Many years ago, I found myself brooding on the corner of 122nd Street and Broadway. I had only been in New York for a few minutes and I was already locked out of my new apartment and I was homesick. What’s more, I’d managed to break two promises I’d made to myself just a year earlier.
The first promise: I was done with school. The second: I’d never leave California again. But there I was 3,000 miles from home, convinced I’d made the two biggest mistakes of my young life.
Thankfully, a few days after my less-than-auspicious start, I settled into the hustle and bustle of New York City and the graduate program I had packed my bags for. And it’s a good thing, too, because the next three years studying theater at Columbia University turned out to be immensely influential in shaping my craftsmanship as a storyteller and outlook on the world.
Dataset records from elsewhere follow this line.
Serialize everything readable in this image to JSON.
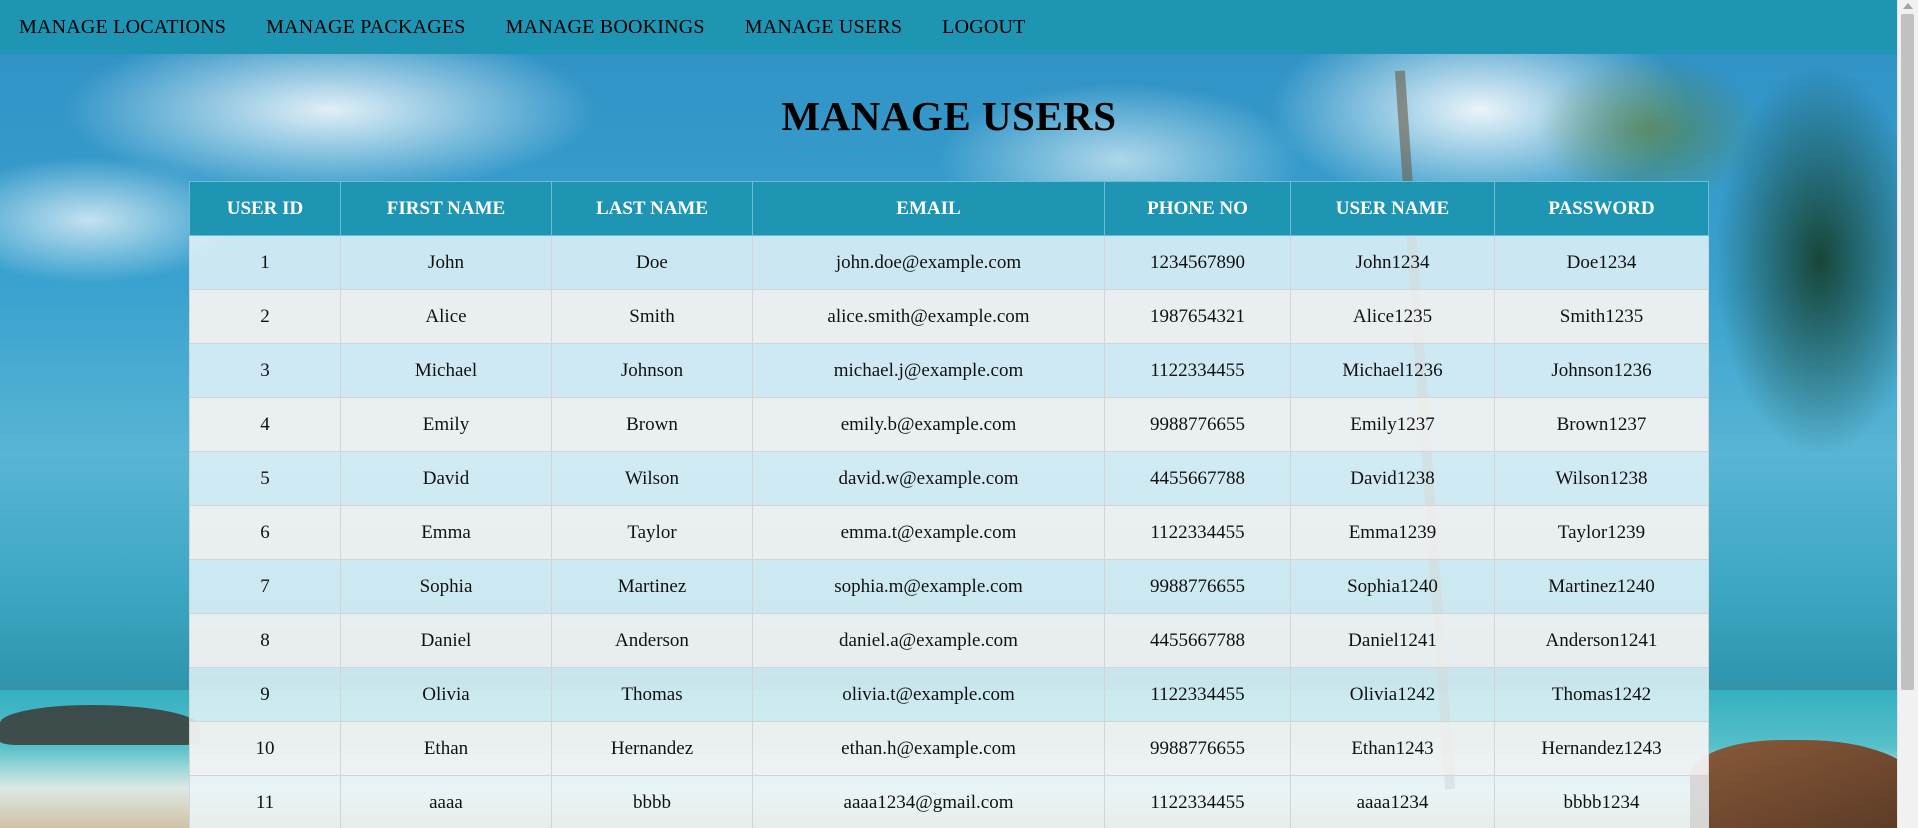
{
  "nav": {
    "items": [
      {
        "label": "MANAGE LOCATIONS"
      },
      {
        "label": "MANAGE PACKAGES"
      },
      {
        "label": "MANAGE BOOKINGS"
      },
      {
        "label": "MANAGE USERS"
      },
      {
        "label": "LOGOUT"
      }
    ]
  },
  "page": {
    "title": "MANAGE USERS"
  },
  "table": {
    "headers": [
      "USER ID",
      "FIRST NAME",
      "LAST NAME",
      "EMAIL",
      "PHONE NO",
      "USER NAME",
      "PASSWORD"
    ],
    "rows": [
      [
        "1",
        "John",
        "Doe",
        "john.doe@example.com",
        "1234567890",
        "John1234",
        "Doe1234"
      ],
      [
        "2",
        "Alice",
        "Smith",
        "alice.smith@example.com",
        "1987654321",
        "Alice1235",
        "Smith1235"
      ],
      [
        "3",
        "Michael",
        "Johnson",
        "michael.j@example.com",
        "1122334455",
        "Michael1236",
        "Johnson1236"
      ],
      [
        "4",
        "Emily",
        "Brown",
        "emily.b@example.com",
        "9988776655",
        "Emily1237",
        "Brown1237"
      ],
      [
        "5",
        "David",
        "Wilson",
        "david.w@example.com",
        "4455667788",
        "David1238",
        "Wilson1238"
      ],
      [
        "6",
        "Emma",
        "Taylor",
        "emma.t@example.com",
        "1122334455",
        "Emma1239",
        "Taylor1239"
      ],
      [
        "7",
        "Sophia",
        "Martinez",
        "sophia.m@example.com",
        "9988776655",
        "Sophia1240",
        "Martinez1240"
      ],
      [
        "8",
        "Daniel",
        "Anderson",
        "daniel.a@example.com",
        "4455667788",
        "Daniel1241",
        "Anderson1241"
      ],
      [
        "9",
        "Olivia",
        "Thomas",
        "olivia.t@example.com",
        "1122334455",
        "Olivia1242",
        "Thomas1242"
      ],
      [
        "10",
        "Ethan",
        "Hernandez",
        "ethan.h@example.com",
        "9988776655",
        "Ethan1243",
        "Hernandez1243"
      ],
      [
        "11",
        "aaaa",
        "bbbb",
        "aaaa1234@gmail.com",
        "1122334455",
        "aaaa1234",
        "bbbb1234"
      ]
    ]
  }
}
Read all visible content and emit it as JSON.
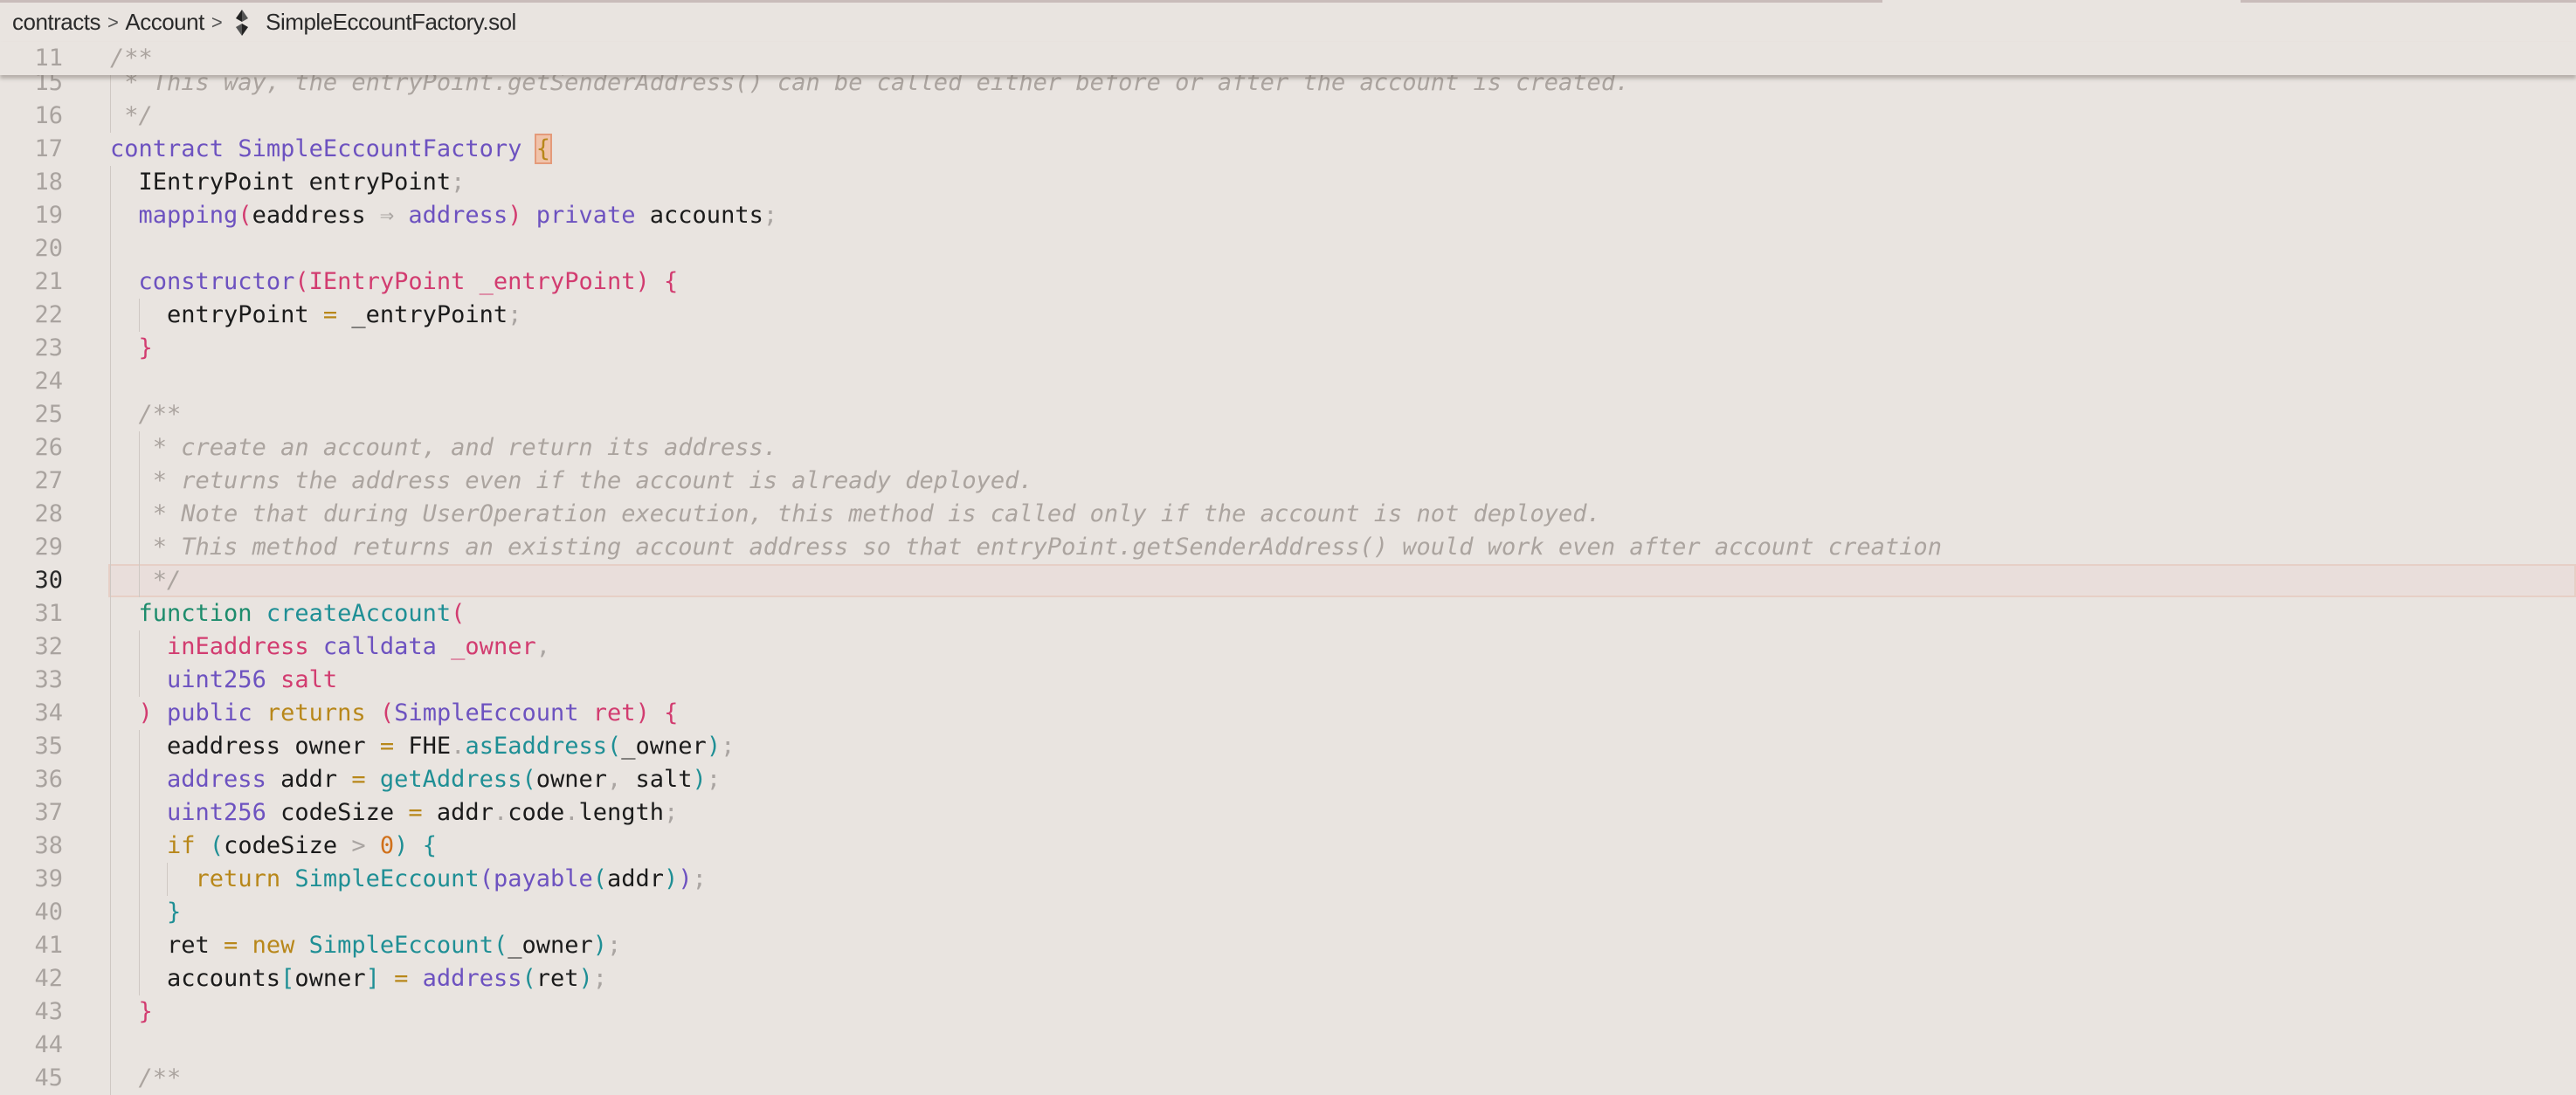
{
  "breadcrumb": {
    "items": [
      "contracts",
      "Account"
    ],
    "file": "SimpleEccountFactory.sol",
    "file_icon": "solidity-icon"
  },
  "colors": {
    "background": "#e9e4e0",
    "keyword": "#6d52c0",
    "pink": "#d23c70",
    "teal": "#1f8f95",
    "gold": "#b8871a",
    "comment": "#aba49f"
  },
  "editor": {
    "current_line": 30,
    "sticky": {
      "n": 11,
      "t": [
        [
          "/**",
          "c"
        ]
      ]
    },
    "lines": [
      {
        "n": 15,
        "t": [
          [
            " * This way, the entryPoint.getSenderAddress() can be called either before or after the account is created.",
            "c"
          ]
        ]
      },
      {
        "n": 16,
        "t": [
          [
            " */",
            "c"
          ]
        ]
      },
      {
        "n": 17,
        "t": [
          [
            "contract",
            "k"
          ],
          [
            " ",
            "d"
          ],
          [
            "SimpleEccountFactory",
            "k"
          ],
          [
            " ",
            "d"
          ],
          [
            "{",
            "bm"
          ]
        ]
      },
      {
        "n": 18,
        "t": [
          [
            "  IEntryPoint entryPoint",
            "d"
          ],
          [
            ";",
            "p"
          ]
        ]
      },
      {
        "n": 19,
        "t": [
          [
            "  ",
            "d"
          ],
          [
            "mapping",
            "k"
          ],
          [
            "(",
            "pk"
          ],
          [
            "eaddress",
            "d"
          ],
          [
            " ⇒ ",
            "p"
          ],
          [
            "address",
            "k"
          ],
          [
            ")",
            "pk"
          ],
          [
            " ",
            "d"
          ],
          [
            "private",
            "k"
          ],
          [
            " accounts",
            "d"
          ],
          [
            ";",
            "p"
          ]
        ]
      },
      {
        "n": 20,
        "t": []
      },
      {
        "n": 21,
        "t": [
          [
            "  ",
            "d"
          ],
          [
            "constructor",
            "k"
          ],
          [
            "(",
            "pk"
          ],
          [
            "IEntryPoint _entryPoint",
            "pk"
          ],
          [
            ") {",
            "pk"
          ]
        ]
      },
      {
        "n": 22,
        "t": [
          [
            "    entryPoint",
            "d"
          ],
          [
            " = ",
            "g"
          ],
          [
            "_entryPoint",
            "d"
          ],
          [
            ";",
            "p"
          ]
        ]
      },
      {
        "n": 23,
        "t": [
          [
            "  ",
            "d"
          ],
          [
            "}",
            "pk"
          ]
        ]
      },
      {
        "n": 24,
        "t": []
      },
      {
        "n": 25,
        "t": [
          [
            "  /**",
            "c"
          ]
        ]
      },
      {
        "n": 26,
        "t": [
          [
            "   * create an account, and return its address.",
            "c"
          ]
        ]
      },
      {
        "n": 27,
        "t": [
          [
            "   * returns the address even if the account is already deployed.",
            "c"
          ]
        ]
      },
      {
        "n": 28,
        "t": [
          [
            "   * Note that during UserOperation execution, this method is called only if the account is not deployed.",
            "c"
          ]
        ]
      },
      {
        "n": 29,
        "t": [
          [
            "   * This method returns an existing account address so that entryPoint.getSenderAddress() would work even after account creation",
            "c"
          ]
        ]
      },
      {
        "n": 30,
        "t": [
          [
            "   */",
            "c"
          ]
        ]
      },
      {
        "n": 31,
        "t": [
          [
            "  ",
            "d"
          ],
          [
            "function",
            "gr"
          ],
          [
            " ",
            "d"
          ],
          [
            "createAccount",
            "t"
          ],
          [
            "(",
            "pk"
          ]
        ]
      },
      {
        "n": 32,
        "t": [
          [
            "    ",
            "d"
          ],
          [
            "inEaddress",
            "pk"
          ],
          [
            " ",
            "d"
          ],
          [
            "calldata",
            "k"
          ],
          [
            " ",
            "d"
          ],
          [
            "_owner",
            "pk"
          ],
          [
            ",",
            "p"
          ]
        ]
      },
      {
        "n": 33,
        "t": [
          [
            "    ",
            "d"
          ],
          [
            "uint256",
            "k"
          ],
          [
            " ",
            "d"
          ],
          [
            "salt",
            "pk"
          ]
        ]
      },
      {
        "n": 34,
        "t": [
          [
            "  ",
            "d"
          ],
          [
            ")",
            "pk"
          ],
          [
            " ",
            "d"
          ],
          [
            "public",
            "k"
          ],
          [
            " ",
            "d"
          ],
          [
            "returns",
            "g"
          ],
          [
            " ",
            "d"
          ],
          [
            "(",
            "pk"
          ],
          [
            "SimpleEccount",
            "k"
          ],
          [
            " ",
            "d"
          ],
          [
            "ret",
            "pk"
          ],
          [
            ")",
            "pk"
          ],
          [
            " ",
            "d"
          ],
          [
            "{",
            "pk"
          ]
        ]
      },
      {
        "n": 35,
        "t": [
          [
            "    eaddress owner",
            "d"
          ],
          [
            " = ",
            "g"
          ],
          [
            "FHE",
            "d"
          ],
          [
            ".",
            "p"
          ],
          [
            "asEaddress",
            "t"
          ],
          [
            "(",
            "t"
          ],
          [
            "_owner",
            "d"
          ],
          [
            ")",
            "t"
          ],
          [
            ";",
            "p"
          ]
        ]
      },
      {
        "n": 36,
        "t": [
          [
            "    ",
            "d"
          ],
          [
            "address",
            "k"
          ],
          [
            " addr",
            "d"
          ],
          [
            " = ",
            "g"
          ],
          [
            "getAddress",
            "t"
          ],
          [
            "(",
            "t"
          ],
          [
            "owner",
            "d"
          ],
          [
            ", ",
            "p"
          ],
          [
            "salt",
            "d"
          ],
          [
            ")",
            "t"
          ],
          [
            ";",
            "p"
          ]
        ]
      },
      {
        "n": 37,
        "t": [
          [
            "    ",
            "d"
          ],
          [
            "uint256",
            "k"
          ],
          [
            " codeSize",
            "d"
          ],
          [
            " = ",
            "g"
          ],
          [
            "addr",
            "d"
          ],
          [
            ".",
            "p"
          ],
          [
            "code",
            "d"
          ],
          [
            ".",
            "p"
          ],
          [
            "length",
            "d"
          ],
          [
            ";",
            "p"
          ]
        ]
      },
      {
        "n": 38,
        "t": [
          [
            "    ",
            "d"
          ],
          [
            "if",
            "g"
          ],
          [
            " ",
            "d"
          ],
          [
            "(",
            "t"
          ],
          [
            "codeSize",
            "d"
          ],
          [
            " > ",
            "p"
          ],
          [
            "0",
            "o"
          ],
          [
            ")",
            "t"
          ],
          [
            " ",
            "d"
          ],
          [
            "{",
            "t"
          ]
        ]
      },
      {
        "n": 39,
        "t": [
          [
            "      ",
            "d"
          ],
          [
            "return",
            "g"
          ],
          [
            " ",
            "d"
          ],
          [
            "SimpleEccount",
            "t"
          ],
          [
            "(",
            "k"
          ],
          [
            "payable",
            "k"
          ],
          [
            "(",
            "t"
          ],
          [
            "addr",
            "d"
          ],
          [
            ")",
            "t"
          ],
          [
            ")",
            "k"
          ],
          [
            ";",
            "p"
          ]
        ]
      },
      {
        "n": 40,
        "t": [
          [
            "    ",
            "d"
          ],
          [
            "}",
            "t"
          ]
        ]
      },
      {
        "n": 41,
        "t": [
          [
            "    ret",
            "d"
          ],
          [
            " = ",
            "g"
          ],
          [
            "new",
            "g"
          ],
          [
            " ",
            "d"
          ],
          [
            "SimpleEccount",
            "t"
          ],
          [
            "(",
            "t"
          ],
          [
            "_owner",
            "d"
          ],
          [
            ")",
            "t"
          ],
          [
            ";",
            "p"
          ]
        ]
      },
      {
        "n": 42,
        "t": [
          [
            "    accounts",
            "d"
          ],
          [
            "[",
            "t"
          ],
          [
            "owner",
            "d"
          ],
          [
            "]",
            "t"
          ],
          [
            " = ",
            "g"
          ],
          [
            "address",
            "k"
          ],
          [
            "(",
            "t"
          ],
          [
            "ret",
            "d"
          ],
          [
            ")",
            "t"
          ],
          [
            ";",
            "p"
          ]
        ]
      },
      {
        "n": 43,
        "t": [
          [
            "  ",
            "d"
          ],
          [
            "}",
            "pk"
          ]
        ]
      },
      {
        "n": 44,
        "t": []
      },
      {
        "n": 45,
        "t": [
          [
            "  /**",
            "c"
          ]
        ]
      }
    ]
  }
}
All that said, pursuing an MFA is not for everyone. It’s a big deal full of variables you should consider before investing in the cost and time you’ll spend fighting over rehearsal space. Plus, any graduate program worth its salt is a mental, emotional, and spiritual investment that will test on a daily basis. So before you start back-to-school shopping, here are a few things to consider before committing to an MFA program.
As of the writing of this article, the average cost of an MFA in acting is about $100,000. The good news is that graduates with a Master’s degree typically earn 15 percent higher overall income than those with only a Bachelor’s. The not-so0good news is that it’s unlikely the Census Bureau was talking about actors when it conducted this study.
That said, for those who can’t picture life without a stage, a strong graduate program can provide helpful tools and resources for trekking the artist’s path. Like many opportunities, you’ll ultimately get out what you put in. Only the rewards you’ll reap likely won’t help cover the cost of tuition. At least not initially.
Ask yourself if you’re willing to shoulder significant student debt to pursue a career filled with challenges, a stable income being the most notable.
Three years can feel like the bat of an eye or a total slog depending on what you’re doing. Make no mistake, if you decide to pursue an MFA you will work hard. Your new teachers and classmates will push you beyond your perceived limitations. Remember, it’s their job is to mold you into the most compelling storyteller and individual you can be. Most of the lessons you’ll walk away with will transcend the stage and serve you beyond the audition room but as all meaningful transformations do, that evolution takes time.
Do you have the patience and, more importantly, the interest in seeing that growth develop? Can you dig deep each day and find the courage to be vulnerable, wildly imperfect, and firmly critiqued? If you can, the rewards can be immeasurable.
An MFA is not the only means to a successful acting career. If you decide to pass on grad school, don’t think for a second you’re any less of an actor. It’s likely many of the actors you admire most didn’t attend a fancy drama school or the ones who did often waved “adios” long before that boring commencement speech.
The question to ask yourself is what type of learning environment you thrive in? For some, the rigor and structure of a conservatory is a good fit while others get the most out of individual workshops. Ultimately, it’s up to you to assess how serious you are about pursuing a professional career as an actor and what path will provide the best opportunity to develop your craft.
Keep in mind conservatories aren’t necessarily looking for the next Brando or Blanchett. Ultimately, they want a group of people who will bring out the best in each other. So being overlooked from a program you had your heart set on is often less about talent than harmony.
Still, if you have your sights set on an MFA keep plugging along. With careful consideration and the right preparation, you can absolutely find a program that’s right for you.
Just remember: there are other ways to pursue your dreams.